Maria lit a cigarette, watching the smoke curl toward the ceiling fan. "You don't know me. You know three days of me at my most pathetic."

"I know you cancelled your return flight twice. I know you ordered your steak blood-rare the first night and well-done the last. I know you keep checking your phone like you're waiting for something that's never going to happen."

He was right. She was waiting for Marcus to call. To say he'd made a mistake. That the promotion meant nothing without her. That the apartment felt empty without her collection of strange ceramic cats. But Marcus had stopped calling three weeks ago, right around the time his assistant started posting sunset photos from his balcony.

"My father taught me to read palms," Daniel continued, unexpectedly soft. "Before he died. Said it was about seeing patterns in chaos. Baseball stats, stock prices, creases in hands — same thing, really."

Maria crushed her cigarette. "And what do you see in mine now?"

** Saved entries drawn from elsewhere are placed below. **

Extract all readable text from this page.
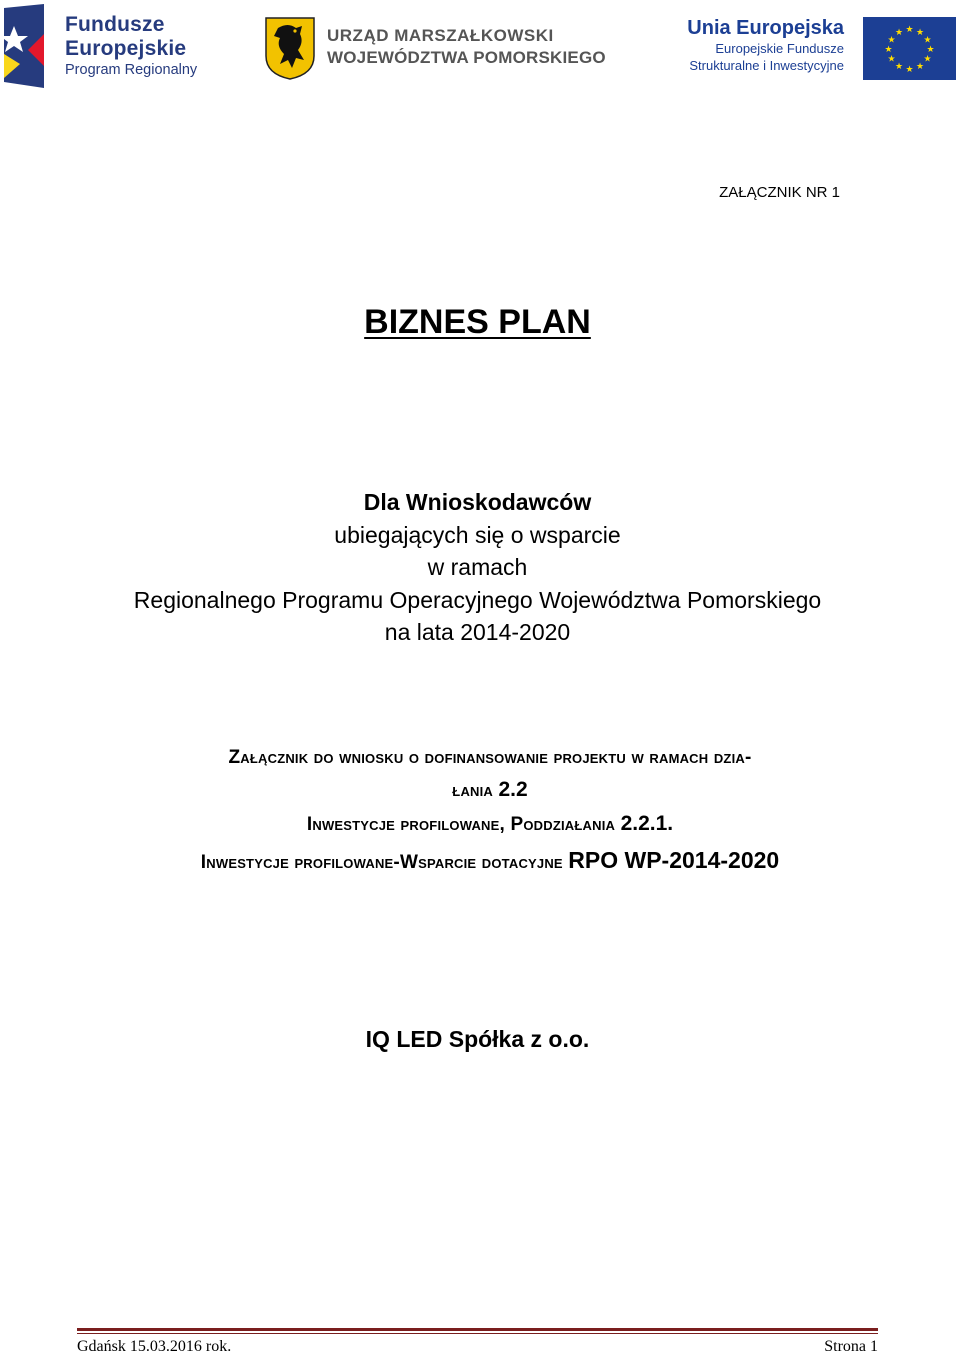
Fundusze
Europejskie
Program Regionalny
URZĄD MARSZAŁKOWSKI
WOJEWÓDZTWA POMORSKIEGO
Unia Europejska
Europejskie Fundusze
Strukturalne i Inwestycyjne
★ ★
★
★
★
★
★
★
★
★
★
★
ZAŁĄCZNIK NR 1
BIZNES PLAN
Dla Wnioskodawców
ubiegających się o wsparcie
w ramach
Regionalnego Programu Operacyjnego Województwa Pomorskiego
na lata 2014-2020
Załącznik do wniosku o dofinansowanie projektu w ramach dzia-
łania 2.2
Inwestycje profilowane, Poddziałania 2.2.1.
Inwestycje profilowane-Wsparcie dotacyjne RPO WP-2014-2020
IQ LED Spółka z o.o.
Gdańsk 15.03.2016 rok.	Strona 1
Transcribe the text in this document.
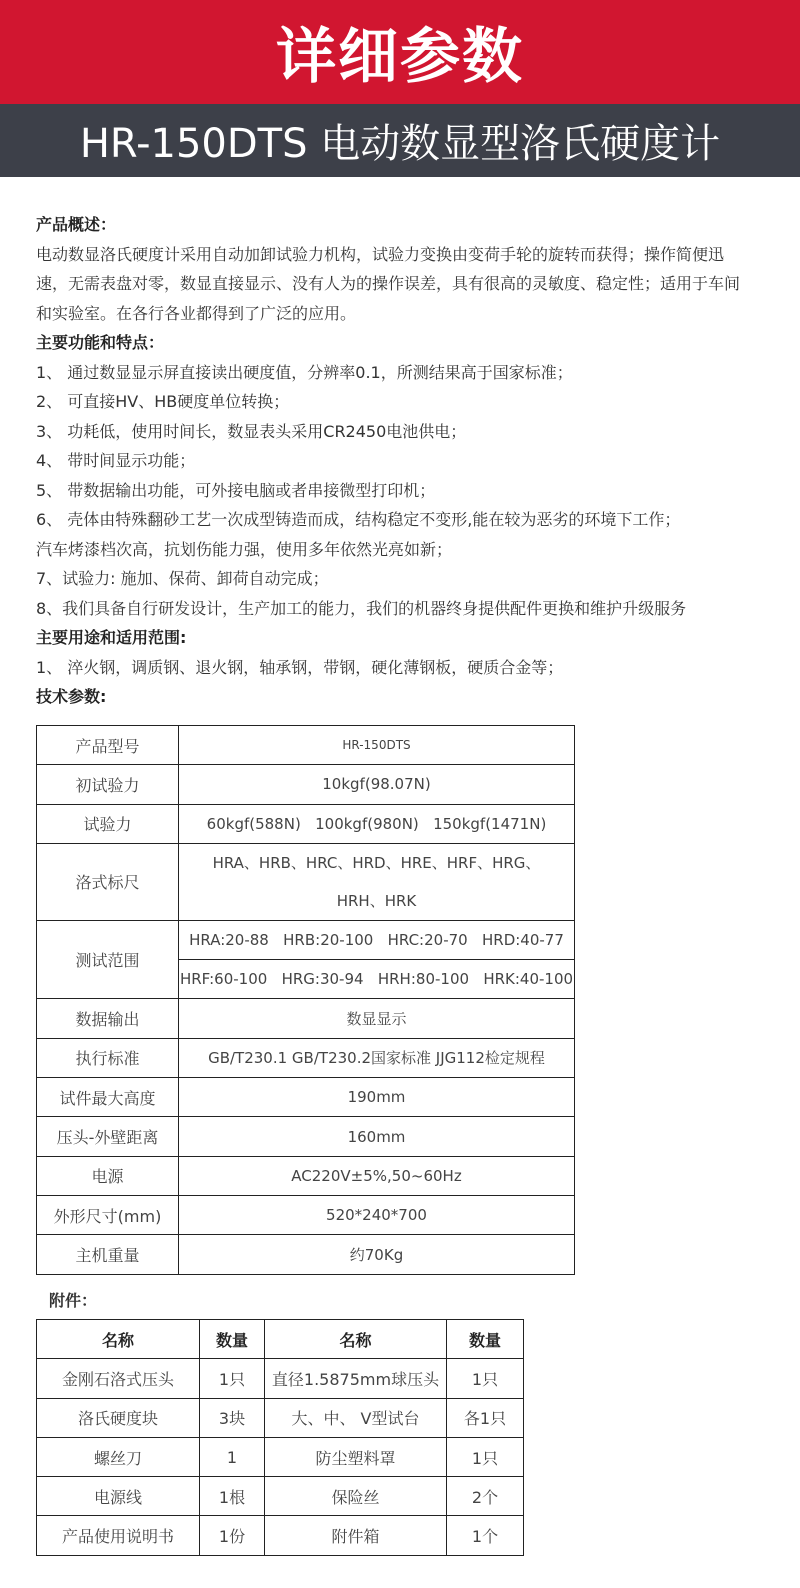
详细参数
HR-150DTS 电动数显型洛氏硬度计

产品概述：

电动数显洛氏硬度计采用自动加卸试验力机构，试验力变换由变荷手轮的旋转而获得；操作简便迅速，无需表盘对零，数显直接显示、没有人为的操作误差，具有很高的灵敏度、稳定性；适用于车间和实验室。在各行各业都得到了广泛的应用。

主要功能和特点：

1、 通过数显显示屏直接读出硬度值，分辨率0.1，所测结果高于国家标准；

2、 可直接HV、HB硬度单位转换；

3、 功耗低，使用时间长，数显表头采用CR2450电池供电；

4、 带时间显示功能；

5、 带数据输出功能，可外接电脑或者串接微型打印机；

6、 壳体由特殊翻砂工艺一次成型铸造而成，结构稳定不变形,能在较为恶劣的环境下工作；

汽车烤漆档次高，抗划伤能力强，使用多年依然光亮如新；

7、试验力: 施加、保荷、卸荷自动完成；

8、我们具备自行研发设计，生产加工的能力，我们的机器终身提供配件更换和维护升级服务

主要用途和适用范围:

1、 淬火钢，调质钢、退火钢，轴承钢，带钢，硬化薄钢板，硬质合金等；

技术参数:

产品型号	HR-150DTS
初试验力	10kgf(98.07N)
试验力	60kgf(588N)   100kgf(980N)   150kgf(1471N)
洛式标尺	HRA、HRB、HRC、HRD、HRE、HRF、HRG、HRH、HRK
测试范围	HRA:20-88   HRB:20-100   HRC:20-70   HRD:40-77
	HRF:60-100   HRG:30-94   HRH:80-100   HRK:40-100
数据输出	数显显示
执行标准	GB/T230.1 GB/T230.2国家标准 JJG112检定规程
试件最大高度	190mm
压头-外壁距离	160mm
电源	AC220V±5%,50~60Hz
外形尺寸(mm)	520*240*700
主机重量	约70Kg
附件：
名称	数量	名称	数量
金刚石洛式压头	1只	直径1.5875mm球压头	1只
洛氏硬度块	3块	大、中、 V型试台	各1只
螺丝刀	1	防尘塑料罩	1只
电源线	1根	保险丝	2个
产品使用说明书	1份	附件箱	1个
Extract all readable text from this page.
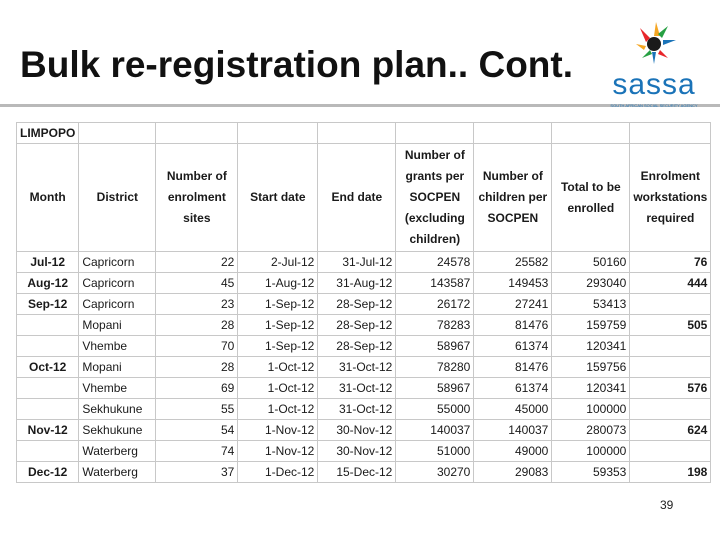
Bulk re-registration plan.. Cont. sassa
SOUTH AFRICAN SOCIAL SECURITY AGENCY
LIMPOPO								
Month	District	Number of enrolment sites	Start date	End date	Number of grants per SOCPEN (excluding children)	Number of children per SOCPEN	Total to be enrolled	Enrolment workstations required
Jul-12	Capricorn	22	2-Jul-12	31-Jul-12	24578	25582	50160	76
Aug-12	Capricorn	45	1-Aug-12	31-Aug-12	143587	149453	293040	444
Sep-12	Capricorn	23	1-Sep-12	28-Sep-12	26172	27241	53413	
	Mopani	28	1-Sep-12	28-Sep-12	78283	81476	159759	505
	Vhembe	70	1-Sep-12	28-Sep-12	58967	61374	120341	
Oct-12	Mopani	28	1-Oct-12	31-Oct-12	78280	81476	159756	
	Vhembe	69	1-Oct-12	31-Oct-12	58967	61374	120341	576
	Sekhukune	55	1-Oct-12	31-Oct-12	55000	45000	100000	
Nov-12	Sekhukune	54	1-Nov-12	30-Nov-12	140037	140037	280073	624
	Waterberg	74	1-Nov-12	30-Nov-12	51000	49000	100000	
Dec-12	Waterberg	37	1-Dec-12	15-Dec-12	30270	29083	59353	198
39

"I see you're tired." Daniel stood, crossing to the balcony. The orange light caught the gray at his temples, made him look suddenly older than forty-two. "I see you're ready to stop waiting."

She joined him at the railing. Below, the city pulsed with evening traffic, scooters weaving through cobblestone streets, tourists clustering around fountains. It was beautiful. It was awful. It was exactly where she was.

"Cancel my flight again," she said, and when he turned, surprised, she touched his wrist. "Stay here with me. Neither of us has to be anywhere."

Daniel looked at his Mets cap, then at the darkening sky. "You sure about that? Your head line suggests you'll change your mind by morning."

"Then you'll just have to convince me again." Maria took his hand, palm to palm, and kissed the life line. "Starting now."